Во времена нашей общей молодости Саша ставил мне в заслугу свойство, которое он описывал цитатой из "The coctail party" Эллиота: "You are never afraid to approach a stranger" ("Вы без робости сближаетесь с новым для себя человеком"). Я склонна толковать эту строку несколько иначе, а именно: "Зная, что "на время не стоит труда, а вечно любить невозможно", вы, однако же, на это готовы". На это я как раз была совершенно не готова и потому всякий раз надеялась, что возникшая привязанность не "на время", а очень надолго или даже насовсем.
Другое дело, что, оглядываясь назад, я вижу, что почти все мои дружеские привязанности возникали в связи с работой. Это были мои учителя, коллеги, позже - участники домашнего семинара и ученики. В подобных ситуациях поначалу для опасений не было причин. Ну, а потом, как правило, было уже поздно. Может быть, слова Эллиота следовало бы перевести "Приобретенье - разве не потеря?".

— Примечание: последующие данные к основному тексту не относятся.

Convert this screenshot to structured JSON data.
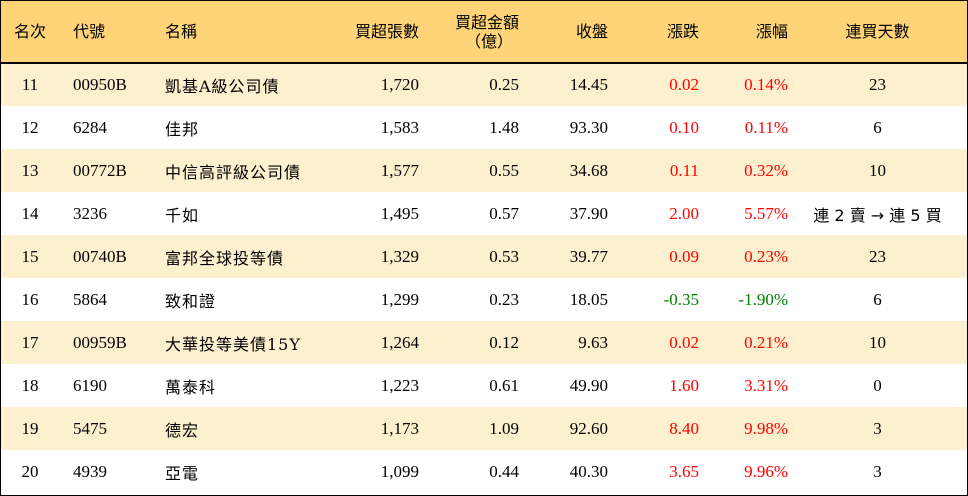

Позже я задавалась вопросом - подружились ли бы мы с Н., если бы не моя болезнь? Думаю, что нет. Когда в 1965 году я познакомилась с Н., он выглядел скорее юношей, нежели взрослым мужчиной. Возраст свой он почему-то скрывал. Но он скрывал столь многое, что это было мелочью. Родители его рано разошлись, и вырос он с матерью.
Мать была человеком, известным в академических кругах. Сына она любила страстно, и, как можно догадываться, когда-то они были очень близки. В описываемое здесь время они наконец разъехались, и Н. жил один.
На вид Н. можно было дать лет двадцать пять. Он немного походил на юного Пола Маккартни - у него была аккуратнейшая биттловская челка и такая же, как у Маккартни, ямочка на щеке. Впрочем, тогда о Маккартни я ничего не знала. Н. был строен и очень пластичен. Всегда было приятно смотреть, как он двигается. Одевался он неброско, но с безупречным вкусом. Если ему что-то нравилось, но это негде было купить, то он мог сшить это себе сам. Вообще он был человеком разнообразных и порою фантастических умений, и я никогда не знала, докуда они простираются. Например, он сшил себе меховую шапку, которая соответствовала его (по тем временам необычной) прическе.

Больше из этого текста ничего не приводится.